First off, when something doesn't work, you can usually hack 
together something custom, and put it behind a reasonably usable 
API. Even portable D code offers a far better arsenal of tricks 
than most languages, as that custom indexing function shows 
(returns by ref, works with any type, gets inlined, can be done 
in the first place despite requiring potentially type system 
breaking system code). When that isn't enough, LLVM intrinsics, 
inline IR and assembly let one to implement almost anything. For 
example, need a special target-specific return statement for an 
interrupt handler?

```D
// Timer/Counter1 compare match A interrupt
extern(C) @trusted void __vector_11()
{   /*  ...
         Normal D code here - no need to implement
         the whole handler in assembly!
         ...
     */

     // Return while enabling interrupts
     __asm("reti", "");
     // Prevent emitting a reduntant regular return instruction.
     // (Yes this works! I checked the object assembly!)
     // OTOH risking UB to save one word of program memory isn't a 
good tradeoff
     // even on atmega328p so in my own code I'm using assert0() 
instead.
     assume0();
}

// I'm not going to use the definition in ldc.llvmasm
// because it's defined as @trusted, which doesn't fit at all.
pragma(LDC_inline_ir) R llvmIR(string s, R, P...)(P) pure nothrow 
@nogc;

// Calling this function is always undefined behaviour.
alias assume0 = llvmIR!("unreachable", noreturn);
```

I could improve this even further by hiding `reti` inside an 
inlined `noreturn` D function, or failing that, a mixin.

Second, even on a bare-metal microcontroller with no 
preimplemented memory allocator, all business logic can be `@safe 
pure`. As with application code, only low-level type 
manipulation, I/O and memory / global variable management need to 
be impure and/or `@system`/`@trusted`. Since there's no garbage 
collector, some algorithms need to be written differently.
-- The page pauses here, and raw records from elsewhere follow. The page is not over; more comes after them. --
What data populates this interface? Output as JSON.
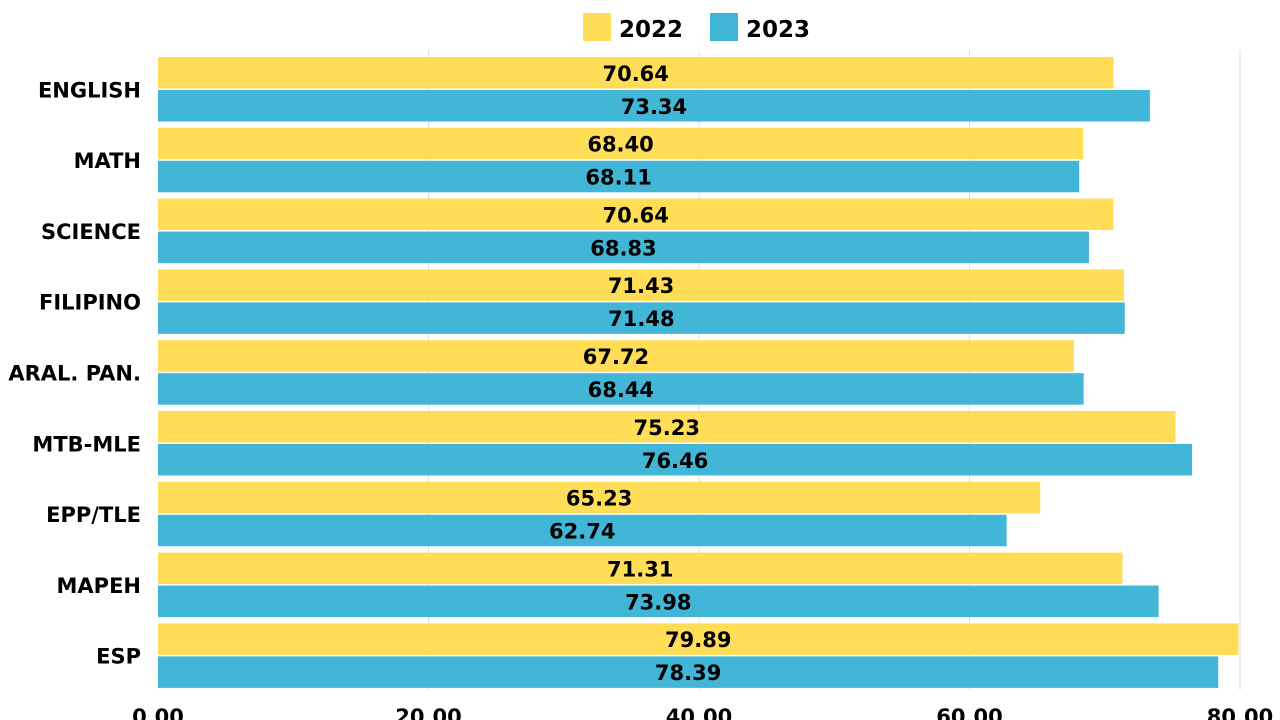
{
  "chart_data": {
    "type": "bar",
    "orientation": "horizontal",
    "categories": [
      "ENGLISH",
      "MATH",
      "SCIENCE",
      "FILIPINO",
      "ARAL. PAN.",
      "MTB-MLE",
      "EPP/TLE",
      "MAPEH",
      "ESP"
    ],
    "series": [
      {
        "name": "2022",
        "values": [
          70.64,
          68.4,
          70.64,
          71.43,
          67.72,
          75.23,
          65.23,
          71.31,
          79.89
        ],
        "labels": [
          "70.64",
          "68.40",
          "70.64",
          "71.43",
          "67.72",
          "75.23",
          "65.23",
          "71.31",
          "79.89"
        ]
      },
      {
        "name": "2023",
        "values": [
          73.34,
          68.11,
          68.83,
          71.48,
          68.44,
          76.46,
          62.74,
          73.98,
          78.39
        ],
        "labels": [
          "73.34",
          "68.11",
          "68.83",
          "71.48",
          "68.44",
          "76.46",
          "62.74",
          "73.98",
          "78.39"
        ]
      }
    ],
    "xlim": [
      0,
      80
    ],
    "ticks": [
      0,
      20,
      40,
      60,
      80
    ],
    "tick_labels": [
      "0.00",
      "20.00",
      "40.00",
      "60.00",
      "80.00"
    ],
    "grid": true,
    "legend": "top-center",
    "title": "",
    "xlabel": "",
    "ylabel": ""
  },
  "colors": {
    "series_2022": "#FFDD57",
    "series_2023": "#41B6D6",
    "grid": "#DDDDDD",
    "text": "#000000"
  }
}
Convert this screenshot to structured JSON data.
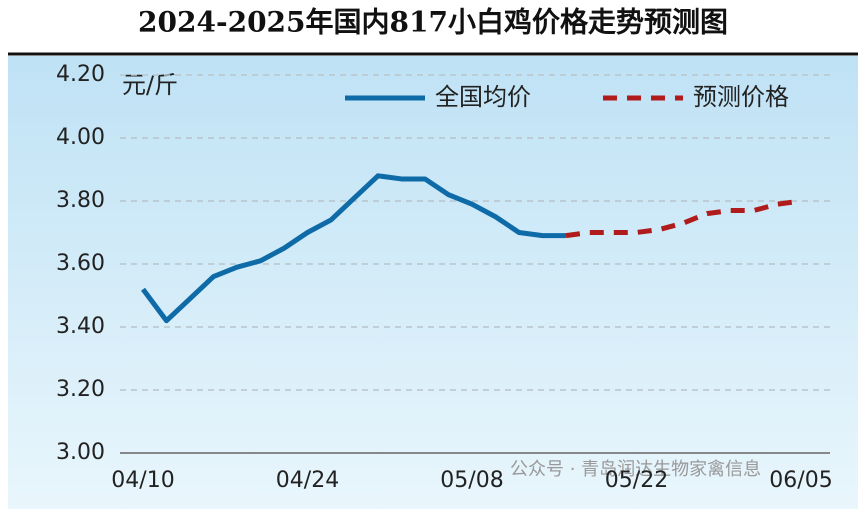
{
  "chart_data": {
    "type": "line",
    "title": "2024-2025年国内817小白鸡价格走势预测图",
    "y_unit": "元/斤",
    "annotation": "公众号 · 青岛润达生物家禽信息",
    "categories": [
      "04/10",
      null,
      null,
      null,
      null,
      null,
      null,
      "04/24",
      null,
      null,
      null,
      null,
      null,
      null,
      "05/08",
      null,
      null,
      null,
      null,
      null,
      null,
      "05/22",
      null,
      null,
      null,
      null,
      null,
      null,
      "06/05"
    ],
    "series": [
      {
        "name": "全国均价",
        "color": "#0e6ba8",
        "style": "solid",
        "values": [
          3.52,
          3.42,
          3.49,
          3.56,
          3.59,
          3.61,
          3.65,
          3.7,
          3.74,
          3.81,
          3.88,
          3.87,
          3.87,
          3.82,
          3.79,
          3.75,
          3.7,
          3.69,
          3.69,
          null,
          null,
          null,
          null,
          null,
          null,
          null,
          null,
          null,
          null
        ]
      },
      {
        "name": "预测价格",
        "color": "#b01c1c",
        "style": "dashed",
        "values": [
          null,
          null,
          null,
          null,
          null,
          null,
          null,
          null,
          null,
          null,
          null,
          null,
          null,
          null,
          null,
          null,
          null,
          null,
          3.69,
          3.7,
          3.7,
          3.7,
          3.71,
          3.73,
          3.76,
          3.77,
          3.77,
          3.79,
          3.8
        ]
      }
    ],
    "ylim": [
      3.0,
      4.2
    ],
    "yticks": [
      {
        "value": 3.0,
        "label": "3.00"
      },
      {
        "value": 3.2,
        "label": "3.20"
      },
      {
        "value": 3.4,
        "label": "3.40"
      },
      {
        "value": 3.6,
        "label": "3.60"
      },
      {
        "value": 3.8,
        "label": "3.80"
      },
      {
        "value": 4.0,
        "label": "4.00"
      },
      {
        "value": 4.2,
        "label": "4.20"
      }
    ],
    "grid": true,
    "legend": "top-right"
  }
}
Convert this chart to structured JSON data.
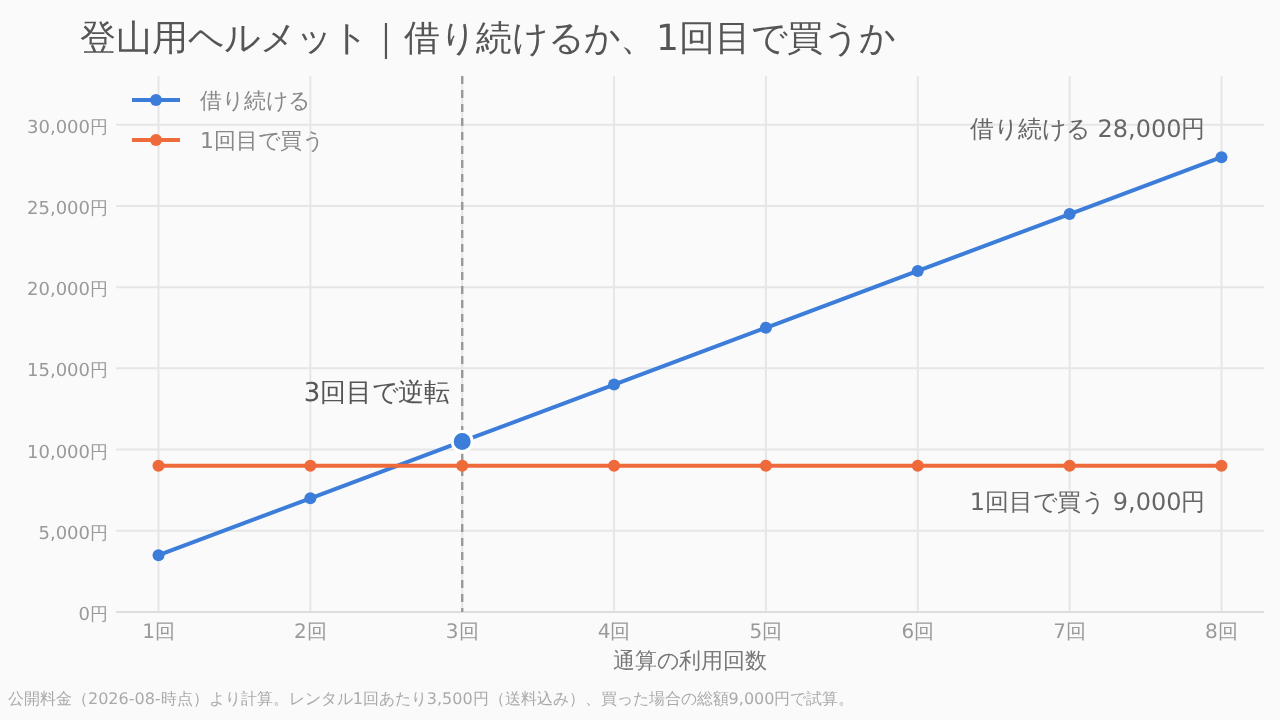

A 
simple approach is to give the needed working memory to a 
function as an array argument. Otherwise, it's not that different 
from your regular desktop application.

Third, you have the tools to make the object code as compact as 
you want. For some reason, the linker doesn't recognise unused 
functions by default, even with `-L--gc-sections` and 
`--fvisibility=hidden`. I spent a long time fighting the linker, 
once finally finding out that `--function-sections` flag for the 
compiler is needed. From there, it was smooth sailing. My build 
(and disassembly) script:

```bash
ldc2 -betterC -O1 --function-sections -mtriple=avr  
-mcpu=atmega328p --gcc=avr-gcc --Xcc=-mmcu=atmega328p 
-L--gc-sections delay.d
avr-objdump -x -D delay >delay.s
avr-objcopy -O ihex delay delay.hex
```

Note that I don't use `-Oz`. For some reason that tries to link 
to GCC-defined function that isn't in my GCC library (maybe I 
have a GCC version mismatch). But I find -O1 emits almost as 
compact code anyway, while being clearer to read in disassembly. 
`-Os` actually emits a bigger binary than `O1`. With this one can 
define all sorts of inlined or CTFE functions for convenience, 
with no effect on the final binary size.

Just thought to share my experiences, in case someone is 
interested in D on 8-bit. Note that I've been using LDC all 
along. I'm pretty sure GDC can also be used for AVR, but I don't 
know how the experience would compare. For LDC, I think the 
experience is better than expected considering it's an 
environment D isn't designed for. Solving a few worst codegen 
bugs might make it about as good there as on any bare-metal 
platform. As always though, LDC is a volunteer project so I'm not 
saying that anyone should tackle them.

Maybe I'll publish my avr code at some point, but not promising.